National

Historians’ view of Lincoln continues to change

Abraham Lincoln, the great emancipator from Illinois who was shot by assassin John Wilkes Booth 150 years ago Tuesday, has been evolving in myth and memory.

As recent scholarship and events have shown, the Civil War and Lincoln’s struggle to abolish slavery are part of a continuum that continues with today’s struggles over equality and race.

With the anniversary of his death approaching, historians and moviemakers are taking a fresh look at Lincoln’s words, actions, his considerable abilities as a communicator and his unique relationship to black Americans. Racial flashpoints in Ferguson, Mo., and in North Charleston, S.C., where white police officers shot black men to death, demonstrated that the same racial divisions confronting Lincoln in 1865 continue to plague the country today.

Ceremonies commemorating the assassination’s anniversary are planned at the Abraham Lincoln Presidential Library and Museum in Springfield, Ill., and at Ford’s Theater and the Lincoln Memorial in Washington.

The election of Barack Obama, another son of Illinois, who frequently quoted Lincoln in his 2008 campaign, was supposed to mark a pivot into post-racial politics. But Obama’s presidency has rehashed many of the same issues that confronted Lincoln.

“All generations rethink Lincoln, and for this generation, it’s about rethinking the meaning of freedom in a moment that is decidedly not the post-racial moment some expected with the election and re-election of the nation’s first black president,” said Martha Hodes, an author and professor of history at New York University.

Hodes said Lincoln’s memory was hitched to “resonating current events” and “renewed calls for justice.”

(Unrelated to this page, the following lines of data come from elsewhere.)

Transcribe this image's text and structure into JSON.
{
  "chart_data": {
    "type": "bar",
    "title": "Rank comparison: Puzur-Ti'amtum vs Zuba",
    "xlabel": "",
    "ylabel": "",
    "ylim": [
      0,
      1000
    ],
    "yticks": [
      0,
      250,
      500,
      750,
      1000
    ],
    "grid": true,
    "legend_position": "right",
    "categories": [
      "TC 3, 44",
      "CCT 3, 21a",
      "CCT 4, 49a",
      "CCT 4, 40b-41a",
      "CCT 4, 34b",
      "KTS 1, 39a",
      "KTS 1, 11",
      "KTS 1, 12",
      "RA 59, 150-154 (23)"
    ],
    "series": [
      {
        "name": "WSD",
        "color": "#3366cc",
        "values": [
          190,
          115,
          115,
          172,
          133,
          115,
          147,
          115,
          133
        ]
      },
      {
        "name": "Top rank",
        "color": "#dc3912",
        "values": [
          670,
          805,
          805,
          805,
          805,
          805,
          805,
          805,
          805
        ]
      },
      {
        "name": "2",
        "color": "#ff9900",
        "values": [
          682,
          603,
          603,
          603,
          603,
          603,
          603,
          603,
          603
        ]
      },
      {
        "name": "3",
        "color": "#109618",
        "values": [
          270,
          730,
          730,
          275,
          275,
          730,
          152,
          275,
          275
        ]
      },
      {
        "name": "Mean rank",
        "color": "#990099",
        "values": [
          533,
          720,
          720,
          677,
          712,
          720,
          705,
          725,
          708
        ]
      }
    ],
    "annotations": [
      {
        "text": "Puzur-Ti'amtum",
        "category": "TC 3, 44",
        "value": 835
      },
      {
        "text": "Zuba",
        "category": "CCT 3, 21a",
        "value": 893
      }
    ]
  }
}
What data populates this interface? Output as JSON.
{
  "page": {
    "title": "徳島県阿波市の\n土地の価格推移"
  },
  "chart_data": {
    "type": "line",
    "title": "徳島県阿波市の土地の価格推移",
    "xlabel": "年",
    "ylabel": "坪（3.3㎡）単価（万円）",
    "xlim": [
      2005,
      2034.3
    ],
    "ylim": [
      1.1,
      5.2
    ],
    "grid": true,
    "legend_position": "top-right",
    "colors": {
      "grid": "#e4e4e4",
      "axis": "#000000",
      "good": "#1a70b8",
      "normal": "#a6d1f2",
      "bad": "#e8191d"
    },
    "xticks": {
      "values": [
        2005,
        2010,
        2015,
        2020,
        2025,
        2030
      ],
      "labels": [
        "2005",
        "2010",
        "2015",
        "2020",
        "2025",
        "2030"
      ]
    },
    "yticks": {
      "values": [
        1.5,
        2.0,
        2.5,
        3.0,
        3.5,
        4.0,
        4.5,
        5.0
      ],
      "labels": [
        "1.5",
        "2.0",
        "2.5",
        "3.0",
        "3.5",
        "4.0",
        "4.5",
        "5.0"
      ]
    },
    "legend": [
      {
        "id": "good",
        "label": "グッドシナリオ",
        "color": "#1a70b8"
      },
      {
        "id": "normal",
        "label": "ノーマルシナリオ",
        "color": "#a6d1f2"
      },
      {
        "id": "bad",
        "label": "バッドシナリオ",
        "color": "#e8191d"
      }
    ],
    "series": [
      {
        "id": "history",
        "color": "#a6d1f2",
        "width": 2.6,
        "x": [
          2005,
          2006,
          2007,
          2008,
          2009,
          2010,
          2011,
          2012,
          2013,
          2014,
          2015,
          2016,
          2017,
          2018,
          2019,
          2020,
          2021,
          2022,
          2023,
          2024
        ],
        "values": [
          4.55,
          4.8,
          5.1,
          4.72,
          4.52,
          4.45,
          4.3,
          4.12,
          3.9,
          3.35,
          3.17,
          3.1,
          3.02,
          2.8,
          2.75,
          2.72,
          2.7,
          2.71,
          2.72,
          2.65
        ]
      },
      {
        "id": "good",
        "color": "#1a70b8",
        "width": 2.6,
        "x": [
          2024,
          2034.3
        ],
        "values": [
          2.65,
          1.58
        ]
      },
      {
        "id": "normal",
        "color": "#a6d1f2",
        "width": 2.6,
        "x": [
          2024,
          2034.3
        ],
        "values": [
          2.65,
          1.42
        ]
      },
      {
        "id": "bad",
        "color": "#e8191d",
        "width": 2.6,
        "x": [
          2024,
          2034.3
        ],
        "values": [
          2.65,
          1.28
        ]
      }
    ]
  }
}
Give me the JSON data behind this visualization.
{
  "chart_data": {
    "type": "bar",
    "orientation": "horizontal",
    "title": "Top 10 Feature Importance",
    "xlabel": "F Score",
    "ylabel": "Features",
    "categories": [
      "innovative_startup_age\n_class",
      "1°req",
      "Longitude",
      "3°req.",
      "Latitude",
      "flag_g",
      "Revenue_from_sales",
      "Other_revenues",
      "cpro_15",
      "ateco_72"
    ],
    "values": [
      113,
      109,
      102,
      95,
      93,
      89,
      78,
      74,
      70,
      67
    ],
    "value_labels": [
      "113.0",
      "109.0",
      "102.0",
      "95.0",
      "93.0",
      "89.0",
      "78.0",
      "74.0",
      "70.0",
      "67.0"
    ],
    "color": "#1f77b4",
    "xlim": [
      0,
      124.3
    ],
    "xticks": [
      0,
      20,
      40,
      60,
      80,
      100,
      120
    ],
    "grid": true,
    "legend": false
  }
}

Other historians agree, pointing to ongoing political fights over voting rights.

“Lincoln was murdered not because he issued the Emancipation Proclamation nor because he expedited the passage of the 13th Amendment abolishing slavery throughout the land, but because on April 11, 1865, he publicly called for black voting rights,” said historian Michael Burlingame of the University of Illinois at Springfield.

Booth, in the audience for that speech, vowed then to kill Lincoln, said Burlingame, author of the 2008, two-volume: “Lincoln: A Life.”

“It seems to me appropriate that we consider Lincoln as much a martyr to black civil rights as Martin Luther King, Medgar Evers … or any of the other champions of the civil rights movement of the 1960s,” Burlingame said.

Lincoln has not always been viewed that way, as Lincoln scholars explained during a late March symposium at Ford’s Theater.

After the adulatory “cult of Lincoln” in the 1950s, “a big change took place,” said Richard Wightman Fox, a history professor at the University of Southern California.

In the 1960s and 1970s Lincoln’s memory was pushed aside. Historians and civil rights activists questioned whether Lincoln was fervent enough in his push to abolish slavery, irrespective of the obstacles he faced in institutionalized slavery and a more overtly racist 19th century.

Liberal scholars began viewing Lincoln as “unfortunately linked to the warfare state and so Vietnam and other factors entered into this declining adulation,” Fox said.

“Lincoln never faded from view,” Fox said. “It is just that opinion about him became entirely less favorable.”

For African-Americans, that devaluing of the Lincoln legacy began during the Great Depression, when blacks were disproportionately suffering, said Edna Greene Medford, chair of the history department at the historically black Howard University in Washington.

Lincoln suddenly became a symbol of disappointment.

“These former slaves recalled what life was supposed to be and what it was not,” Medford said. “They were saying, ‘Lincoln freed us, but he didn’t give us anything but our freedom. We needed land, we needed more opportunity.’ ”

But the connection with Lincoln “never totally dies out,” Medford said. “Because remember in 1963 and Martin Luther King, and that march to the (‘I Have a Dream’) speech goes to the Lincoln Memorial. And (King) talks about emancipation and how people are still suffering.”

Medford said that today, many black Americans “understand the complexity of the man and are understanding more what Lincoln was about, why he did what he did” as a leader in a more overtly racist era in American history.

James Cornelius, curator of the Lincoln Collection at the Lincoln Presidential Library and Museum, said recent scholarship on letters Lincoln wrote to families of soldiers had deepened a sense that the man from Illinois “cared deeply, individually, about each man he sent off to war, and possible death.”

“It’s only in the last five years or so that we’ve begun to grasp the extent of his paperwork on this point, as a reflection of his understanding of his duty as commander in chief to every soldier,” Cornelius said.